Still stuck? See KNOWN_ISSUES.md.


ARM64-specific issues (RPi first-boot quirks)

Symptom: On a Raspberry Pi, the first boot hangs at the rainbow splash, or networking comes up but HDMI does not, or USB peripherals are not detected.

Likely causes:

  1. Power supply is underspec'd (common cause of boot hangs on RPi 4/5).
  2. HDMI hotplug detection failed; the Pi chose the wrong output.
  3. The microSD / USB storage is slow or worn.

Fix:

  • Use the official RPi power supply, or one rated for the full current draw. Brownouts cause silent hangs.
  • Force HDMI on by setting hdmi_force_hotplug=1 in /boot/firmware/config.txt.
  • Test on another storage device; SD cards degrade and slow boots dramatically.
  • For RPi 5, ensure you flashed the ARM64 image, not ARMv7.

Still stuck?
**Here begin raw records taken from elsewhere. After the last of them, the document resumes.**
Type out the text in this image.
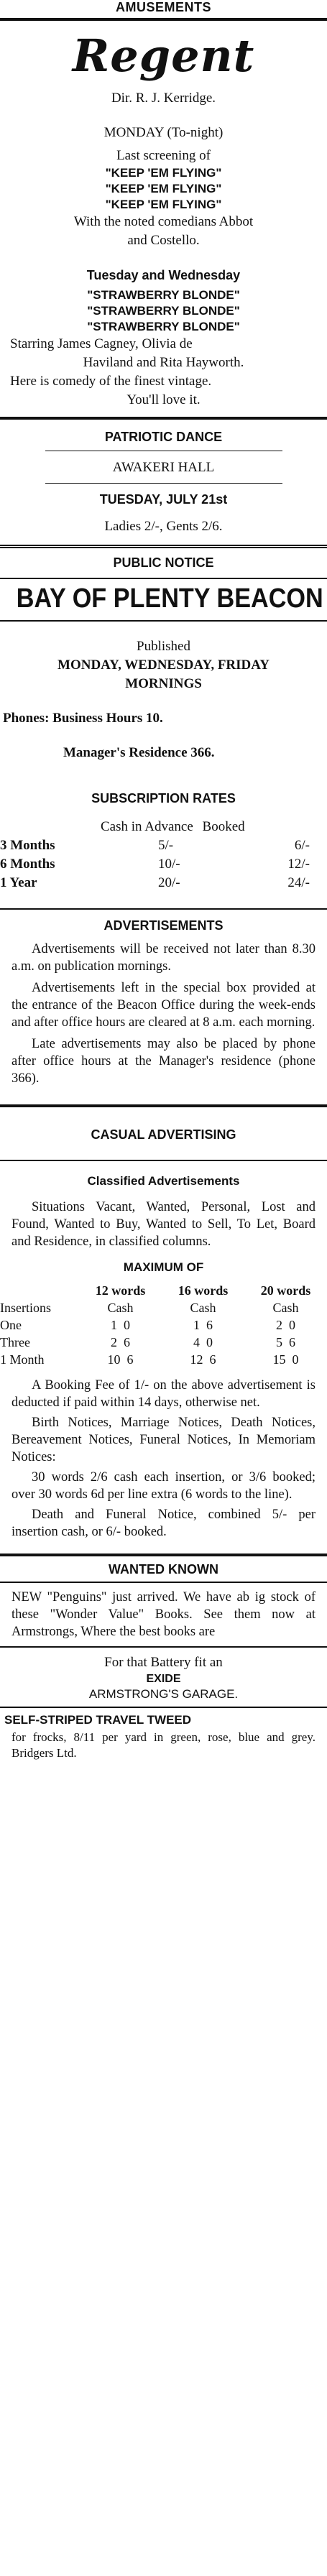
AMUSEMENTS
Regent
Dir. R. J. Kerridge.
MONDAY (To-night)
Last screening of
"KEEP 'EM FLYING"
"KEEP 'EM FLYING"
"KEEP 'EM FLYING"
With the noted comedians Abbot
and Costello.
Tuesday and Wednesday
"STRAWBERRY BLONDE"
"STRAWBERRY BLONDE"
"STRAWBERRY BLONDE"
Starring James Cagney, Olivia de
Haviland and Rita Hayworth.
Here is comedy of the finest vintage.
You'll love it.
PATRIOTIC DANCE
AWAKERI HALL
TUESDAY, JULY 21st
Ladies 2/-, Gents 2/6.
PUBLIC NOTICE
BAY OF PLENTY BEACON
Published
MONDAY, WEDNESDAY, FRIDAY
MORNINGS
Phones: Business Hours 10.
Manager's Residence 366.
SUBSCRIPTION RATES
	Cash in Advance Booked	
3 Months	5/-	6/-
6 Months	10/-	12/-
1 Year	20/-	24/-
ADVERTISEMENTS

Advertisements will be received not later than 8.30 a.m. on publication mornings.

Advertisements left in the special box provided at the entrance of the Beacon Office during the week-ends and after office hours are cleared at 8 a.m. each morning.

Late advertisements may also be placed by phone after office hours at the Manager's residence (phone 366).

CASUAL ADVERTISING
Classified Advertisements

Situations Vacant, Wanted, Personal, Lost and Found, Wanted to Buy, Wanted to Sell, To Let, Board and Residence, in classified columns.

MAXIMUM OF
	12 words	16 words	20 words
Insertions	Cash	Cash	Cash
One	1  0	1  6	2  0
Three	2  6	4  0	5  6
1 Month	10  6	12  6	15  0

A Booking Fee of 1/- on the above advertisement is deducted if paid within 14 days, otherwise net.

Birth Notices, Marriage Notices, Death Notices, Bereavement Notices, Funeral Notices, In Memoriam Notices:

30 words 2/6 cash each insertion, or 3/6 booked; over 30 words 6d per line extra (6 words to the line).

Death and Funeral Notice, combined 5/- per insertion cash, or 6/- booked.

WANTED KNOWN

NEW "Penguins" just arrived. We have ab ig stock of these "Wonder Value" Books. See them now at Armstrongs, Where the best books are

For that Battery fit an
EXIDE
ARMSTRONG'S GARAGE.
SELF-STRIPED TRAVEL TWEED

for frocks, 8/11 per yard in green, rose, blue and grey. Bridgers Ltd.
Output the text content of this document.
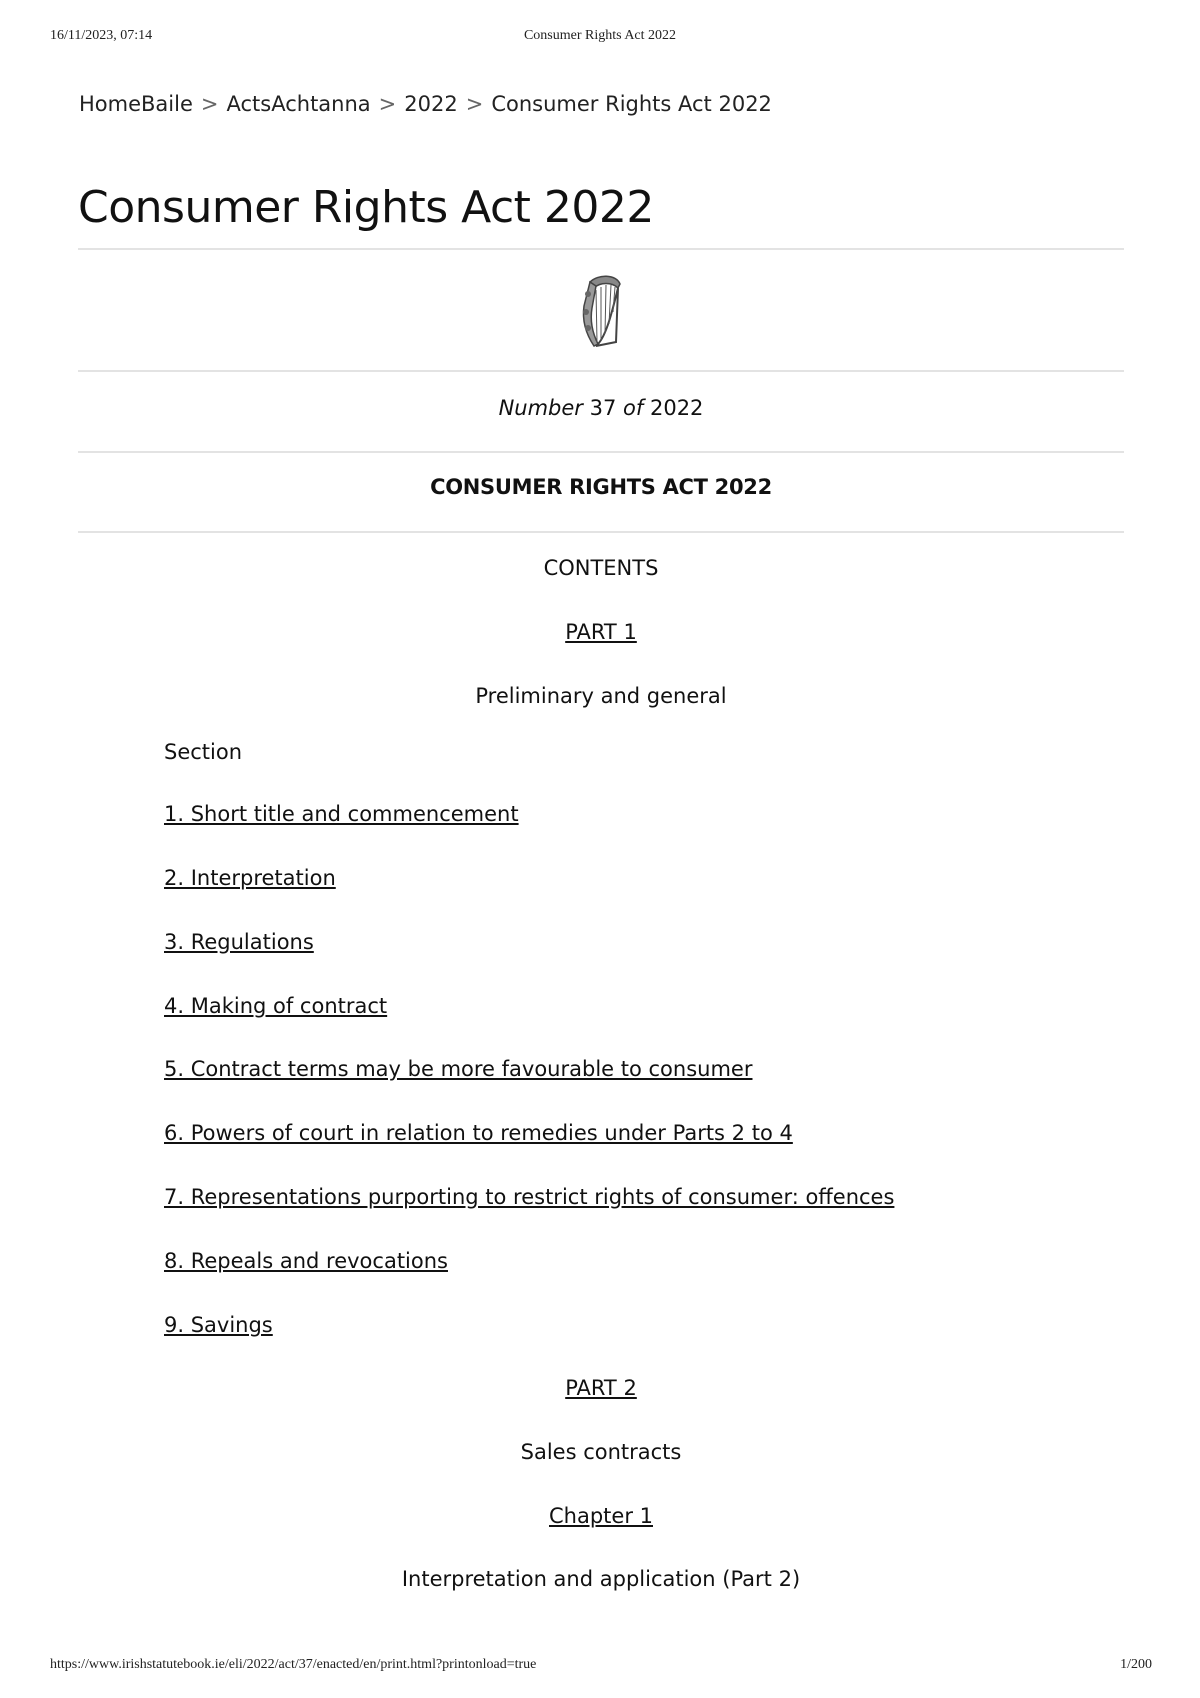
16/11/2023, 07:14	Consumer Rights Act 2022
HomeBaile > ActsAchtanna > 2022 > Consumer Rights Act 2022
Consumer Rights Act 2022
Number 37 of 2022
CONSUMER RIGHTS ACT 2022
CONTENTS
PART 1
Preliminary and general
Section
1. Short title and commencement
2. Interpretation
3. Regulations
4. Making of contract
5. Contract terms may be more favourable to consumer
6. Powers of court in relation to remedies under Parts 2 to 4
7. Representations purporting to restrict rights of consumer: offences
8. Repeals and revocations
9. Savings
PART 2
Sales contracts
Chapter 1
Interpretation and application (Part 2)
https://www.irishstatutebook.ie/eli/2022/act/37/enacted/en/print.html?printonload=true	1/200
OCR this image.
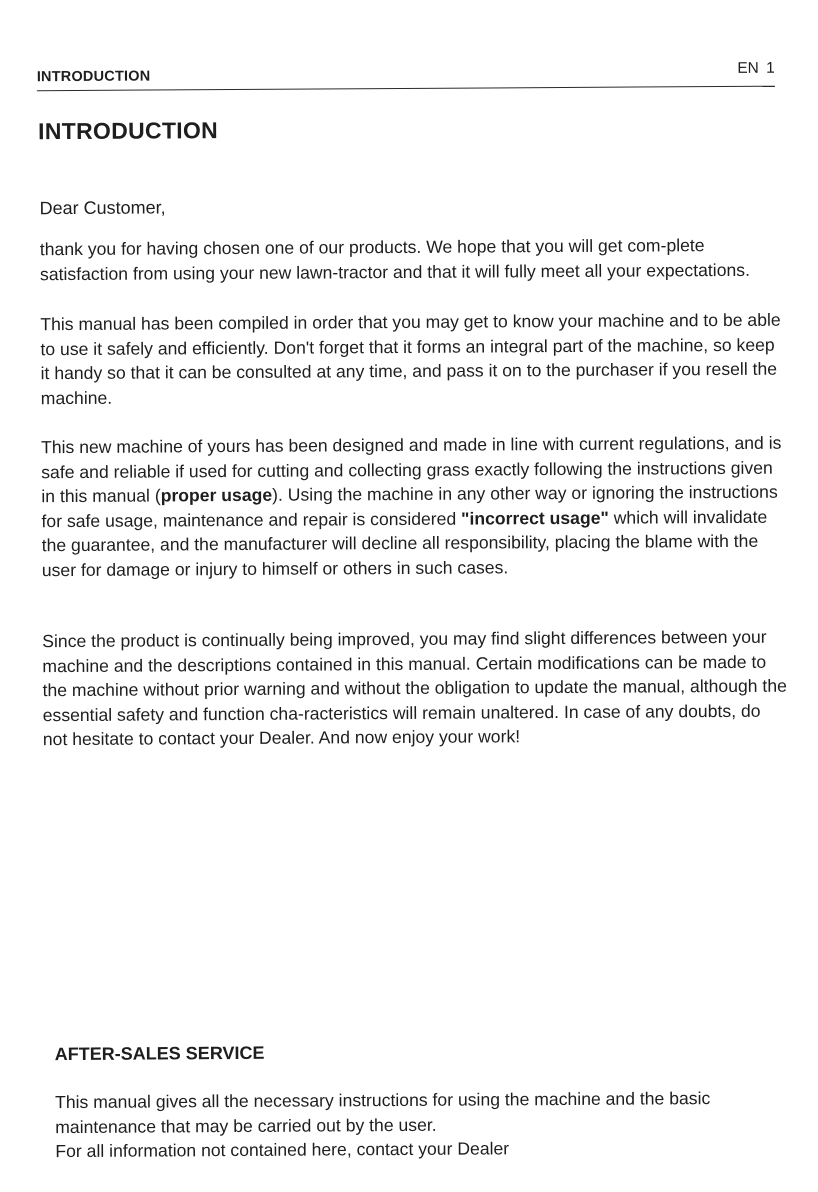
INTRODUCTION	EN 1
INTRODUCTION

Dear Customer,

thank you for having chosen one of our products. We hope that you will get com-plete satisfaction from using your new lawn-tractor and that it will fully meet all your expectations.

This manual has been compiled in order that you may get to know your machine and to be able to use it safely and efficiently. Don't forget that it forms an integral part of the machine, so keep it handy so that it can be consulted at any time, and pass it on to the purchaser if you resell the machine.

This new machine of yours has been designed and made in line with current regulations, and is safe and reliable if used for cutting and collecting grass exactly following the instructions given in this manual (proper usage). Using the machine in any other way or ignoring the instructions for safe usage, maintenance and repair is considered "incorrect usage" which will invalidate the guarantee, and the manufacturer will decline all responsibility, placing the blame with the user for damage or injury to himself or others in such cases.

Since the product is continually being improved, you may find slight differences between your machine and the descriptions contained in this manual. Certain modifications can be made to the machine without prior warning and without the obligation to update the manual, although the essential safety and function cha-racteristics will remain unaltered. In case of any doubts, do not hesitate to contact your Dealer. And now enjoy your work!

AFTER-SALES SERVICE

This manual gives all the necessary instructions for using the machine and the basic maintenance that may be carried out by the user.

For all information not contained here, contact your Dealer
See KNOWN_ISSUES.md.


If none of the above worked

Capture diagnostics before rebooting — much of the useful state is volatile.

From a terminal:

mkdir -p ~/pai-diag && cd ~/pai-diag
uname -a                      > uname.txt
cat /etc/os-release           > os-release.txt
journalctl -b --no-pager      > journal-current.txt
journalctl -b -1 --no-pager   > journal-previous.txt 2>/dev/null || true
lspci -k                      > lspci.txt
lsusb                         > lsusb.txt
ip addr                       > ip-addr.txt
rfkill list                   > rfkill.txt
ollama ps                     > ollama.txt 2>/dev/null || true
tar czf ~/pai-diag.tgz -C ~ pai-diag

Before sharing, review the files. Journals can contain network names, paths, and hostnames. Redact anything sensitive. Never share your LUKS header, wallet files, or ~/.ssh/.

File a report following SUPPORT.md, attaching pai-diag.tgz. If the issue is a confirmed bug, also open an entry in KNOWN_ISSUES.md via PR.